At Carman-Ainsworth he was captain of the football team, won all-conference honors and would graduate with a 3.8 GPA. To find a college, he leaned on Chane Clingmam, who had coached him from seventh grade through high school.
“He made a highlight tape of my best plays and sent it to colleges all around the country,” Sadler said. “I heard back from Morgan State, Central Michigan, Western Michigan, Northwood, Michigan Tech and some other schools. Some wanted me to walk on.
“But Dayton showed a real interest in me and when I came here I liked the way the players cared about each other on and off the field, the connection the coaches had with them and, of course, the engineering school. I loved it here.”
It shows — or at least something does — in that smile of his.

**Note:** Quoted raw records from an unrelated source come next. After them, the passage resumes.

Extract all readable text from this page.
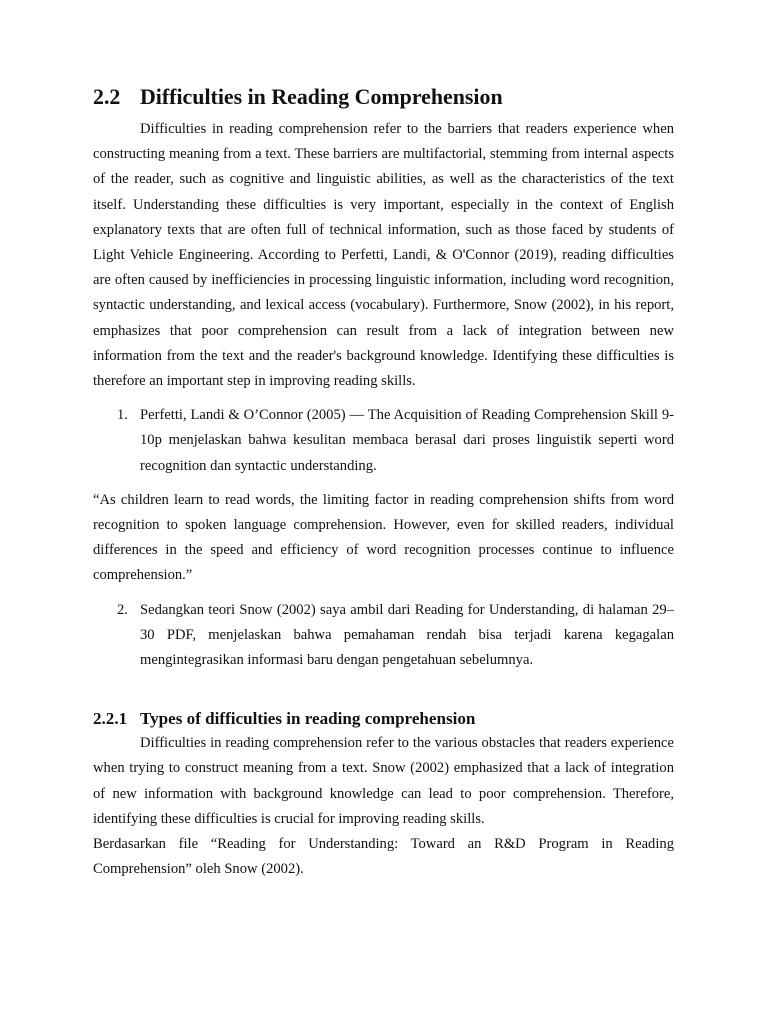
2.2 Difficulties in Reading Comprehension

Difficulties in reading comprehension refer to the barriers that readers experience when constructing meaning from a text. These barriers are multifactorial, stemming from internal aspects of the reader, such as cognitive and linguistic abilities, as well as the characteristics of the text itself. Understanding these difficulties is very important, especially in the context of English explanatory texts that are often full of technical information, such as those faced by students of Light Vehicle Engineering. According to Perfetti, Landi, & O'Connor (2019), reading difficulties are often caused by inefficiencies in processing linguistic information, including word recognition, syntactic understanding, and lexical access (vocabulary). Furthermore, Snow (2002), in his report, emphasizes that poor comprehension can result from a lack of integration between new information from the text and the reader's background knowledge. Identifying these difficulties is therefore an important step in improving reading skills.

1. Perfetti, Landi & O’Connor (2005) — The Acquisition of Reading Comprehension Skill 9-10p menjelaskan bahwa kesulitan membaca berasal dari proses linguistik seperti word recognition dan syntactic understanding.

“As children learn to read words, the limiting factor in reading comprehension shifts from word recognition to spoken language comprehension. However, even for skilled readers, individual differences in the speed and efficiency of word recognition processes continue to influence comprehension.”

2. Sedangkan teori Snow (2002) saya ambil dari Reading for Understanding, di halaman 29–30 PDF, menjelaskan bahwa pemahaman rendah bisa terjadi karena kegagalan mengintegrasikan informasi baru dengan pengetahuan sebelumnya.
2.2.1 Types of difficulties in reading comprehension

Difficulties in reading comprehension refer to the various obstacles that readers experience when trying to construct meaning from a text. Snow (2002) emphasized that a lack of integration of new information with background knowledge can lead to poor comprehension. Therefore, identifying these difficulties is crucial for improving reading skills.

Berdasarkan file “Reading for Understanding: Toward an R&D Program in Reading Comprehension” oleh Snow (2002).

“Oh, so you’ve seen that smile?” a chuckling Clingman said by phone Saturday afternoon from Flint. “He’s just an awesome young man and that smile definitely lights up a room.”

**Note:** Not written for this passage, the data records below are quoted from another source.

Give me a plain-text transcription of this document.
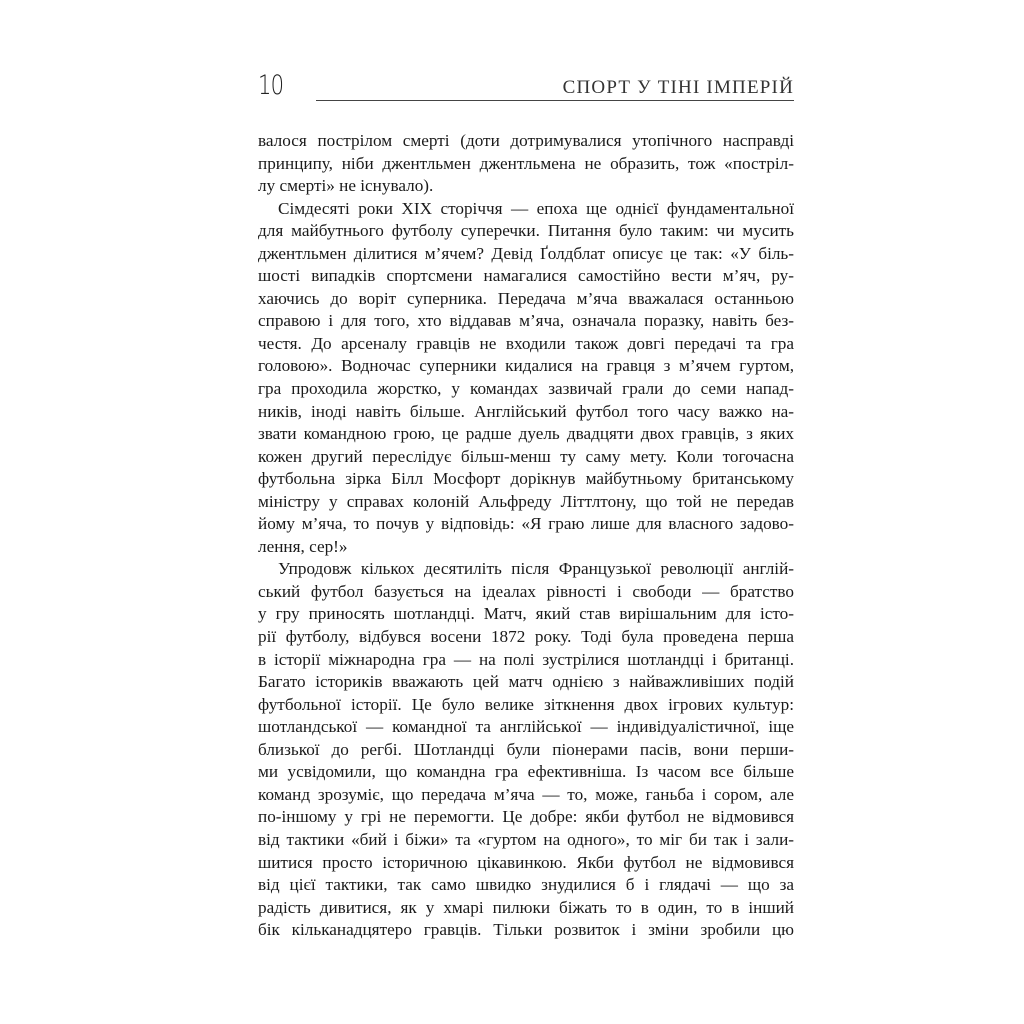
10	СПОРТ У ТІНІ ІМПЕРІЙ
валося пострілом смерті (доти дотримувалися утопічного насправді
принципу, ніби джентльмен джентльмена не образить, тож «постріл-
лу смерті» не існувало).
Сімдесяті роки XIX сторіччя — епоха ще однієї фундаментальної
для майбутнього футболу суперечки. Питання було таким: чи мусить
джентльмен ділитися м’ячем? Девід Ґолдблат описує це так: «У біль-
шості випадків спортсмени намагалися самостійно вести м’яч, ру-
хаючись до воріт суперника. Передача м’яча вважалася останньою
справою і для того, хто віддавав м’яча, означала поразку, навіть без-
честя. До арсеналу гравців не входили також довгі передачі та гра
головою». Водночас суперники кидалися на гравця з м’ячем гуртом,
гра проходила жорстко, у командах зазвичай грали до семи напад-
ників, іноді навіть більше. Англійський футбол того часу важко на-
звати командною грою, це радше дуель двадцяти двох гравців, з яких
кожен другий переслідує більш-менш ту саму мету. Коли тогочасна
футбольна зірка Білл Мосфорт дорікнув майбутньому британському
міністру у справах колоній Альфреду Літтлтону, що той не передав
йому м’яча, то почув у відповідь: «Я граю лише для власного задово-
лення, сер!»
Упродовж кількох десятиліть після Французької революції англій-
ський футбол базується на ідеалах рівності і свободи — братство
у гру приносять шотландці. Матч, який став вирішальним для істо-
рії футболу, відбувся восени 1872 року. Тоді була проведена перша
в історії міжнародна гра — на полі зустрілися шотландці і британці.
Багато істориків вважають цей матч однією з найважливіших подій
футбольної історії. Це було велике зіткнення двох ігрових культур:
шотландської — командної та англійської — індивідуалістичної, іще
близької до регбі. Шотландці були піонерами пасів, вони перши-
ми усвідомили, що командна гра ефективніша. Із часом все більше
команд зрозуміє, що передача м’яча — то, може, ганьба і сором, але
по-іншому у грі не перемогти. Це добре: якби футбол не відмовився
від тактики «бий і біжи» та «гуртом на одного», то міг би так і зали-
шитися просто історичною цікавинкою. Якби футбол не відмовився
від цієї тактики, так само швидко знудилися б і глядачі — що за
радість дивитися, як у хмарі пилюки біжать то в один, то в інший
бік кільканадцятеро гравців. Тільки розвиток і зміни зробили цю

In the morning at Welcome Stadium, UD head coach Rick Chamberlin had said the same thing as he watched Sadler from afar during drills:
“The kid has that great smile. I always tell him, ‘Smile, Anthony, you make my day better.’ That smile of his would lift anyone.”
Bright future
During the summer after Sadler’s redshirt freshman year at UD, the cold case involving the murders of his dad and uncle ended up going to trial.
A year earlier a Texas lab had found a match between Walton’s blood and the stain found on Alexander’s jacket. An ex-con with a long criminal record, Alexander was charged with two counts of premeditated murder, two counts of felony murder and two felony firearm violations.

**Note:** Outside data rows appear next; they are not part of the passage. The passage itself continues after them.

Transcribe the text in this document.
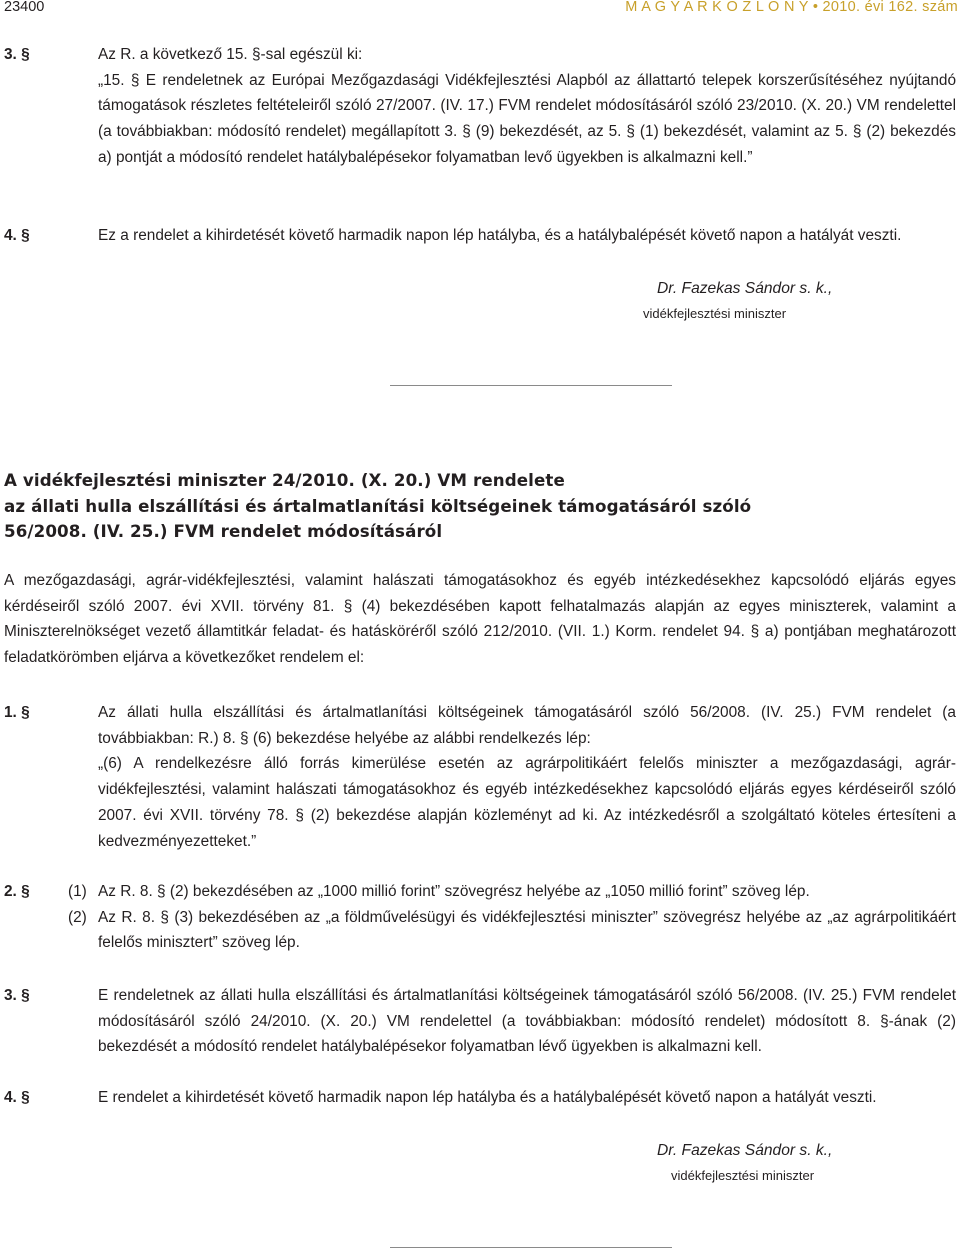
23400	M A G Y A R K Ö Z L Ö N Y • 2010. évi 162. szám
3. §	Az R. a következő 15. §-sal egészül ki:
„15. § E rendeletnek az Európai Mezőgazdasági Vidékfejlesztési Alapból az állattartó telepek korszerűsítéséhez nyújtandó támogatások részletes feltételeiről szóló 27/2007. (IV. 17.) FVM rendelet módosításáról szóló 23/2010. (X. 20.) VM rendelettel (a továbbiakban: módosító rendelet) megállapított 3. § (9) bekezdését, az 5. § (1) bekezdését, valamint az 5. § (2) bekezdés a) pontját a módosító rendelet hatálybalépésekor folyamatban levő ügyekben is alkalmazni kell.”
4. §	Ez a rendelet a kihirdetését követő harmadik napon lép hatályba, és a hatálybalépését követő napon a hatályát veszti.
Dr. Fazekas Sándor s. k.,
vidékfejlesztési miniszter
A vidékfejlesztési miniszter 24/2010. (X. 20.) VM rendelete
az állati hulla elszállítási és ártalmatlanítási költségeinek támogatásáról szóló
56/2008. (IV. 25.) FVM rendelet módosításáról
A mezőgazdasági, agrár-vidékfejlesztési, valamint halászati támogatásokhoz és egyéb intézkedésekhez kapcsolódó eljárás egyes kérdéseiről szóló 2007. évi XVII. törvény 81. § (4) bekezdésében kapott felhatalmazás alapján az egyes miniszterek, valamint a Miniszterelnökséget vezető államtitkár feladat- és hatásköréről szóló 212/2010. (VII. 1.) Korm. rendelet 94. § a) pontjában meghatározott feladatkörömben eljárva a következőket rendelem el:
1. §	Az állati hulla elszállítási és ártalmatlanítási költségeinek támogatásáról szóló 56/2008. (IV. 25.) FVM rendelet (a továbbiakban: R.) 8. § (6) bekezdése helyébe az alábbi rendelkezés lép:
„(6) A rendelkezésre álló forrás kimerülése esetén az agrárpolitikáért felelős miniszter a mezőgazdasági, agrár-vidékfejlesztési, valamint halászati támogatásokhoz és egyéb intézkedésekhez kapcsolódó eljárás egyes kérdéseiről szóló 2007. évi XVII. törvény 78. § (2) bekezdése alapján közleményt ad ki. Az intézkedésről a szolgáltató köteles értesíteni a kedvezményezetteket.”
2. §	(1) Az R. 8. § (2) bekezdésében az „1000 millió forint” szövegrész helyébe az „1050 millió forint” szöveg lép.
(2) Az R. 8. § (3) bekezdésében az „a földművelésügyi és vidékfejlesztési miniszter” szövegrész helyébe az „az agrárpolitikáért felelős minisztert” szöveg lép.
3. §	E rendeletnek az állati hulla elszállítási és ártalmatlanítási költségeinek támogatásáról szóló 56/2008. (IV. 25.) FVM rendelet módosításáról szóló 24/2010. (X. 20.) VM rendelettel (a továbbiakban: módosító rendelet) módosított 8. §-ának (2) bekezdését a módosító rendelet hatálybalépésekor folyamatban lévő ügyekben is alkalmazni kell.
4. §	E rendelet a kihirdetését követő harmadik napon lép hatályba és a hatálybalépését követő napon a hatályát veszti.
Dr. Fazekas Sándor s. k.,
vidékfejlesztési miniszter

“All I wanted to know was what happened that night,” said Sadler, who attended much of the two-week trial. “My mother and I, all we really wanted was closure.”
Unbelievably, Alexander was acquitted of the murder.
Although his mother admitted Saturday the verdict was “terribly disappointing,” Anthony seemed to have drawn on that lesson from the old photo.
“I didn’t get that upset that he was let go,” he said. “I didn’t get pulled down by it. Life isn’t about holding grudges. If all you have is, ‘Man, I gotta get that person’ or ‘Man, I hate that person’ — that’s what can hold you back. You’ve still got a life to live. You’ve got to rise above that.”
And that’s what he’s doing.
Part of the minority engineering program at UD, he will intern this summer at a Centerville firm.
On the football field, he has made definite strides the past two seasons. Last year he started his first game and this spring he’s in the rotation at defensive end and is also playing special teams.
“He’s become a weight room warrior,” Clingman said. “He can bench well over 400 pounds and squats in the 500s. He’s got some speed, too. I told him he’s still got two years left to play so the sky’s the limit.”
Chamberlin has high hopes, as well:
“He had raw talent coming out of high school and he’s really grown since he’s been here. I mean look at him out there now. He’s 260 pounds. He’s strong as a bull. He’s got all the physical tools. We need him to be a factor this year and I think he will be. He takes everything to heart and I think he’ll just keep getting better.”
As he watched his sturdy lineman maneuver across the way, Chamberlin’s face seemed to light up.
It was a smile you’d seen before — one that had brought a similar glow to a father lifting a tiny, wiggling son, who was getting his first lesson in rising above the many situations to come.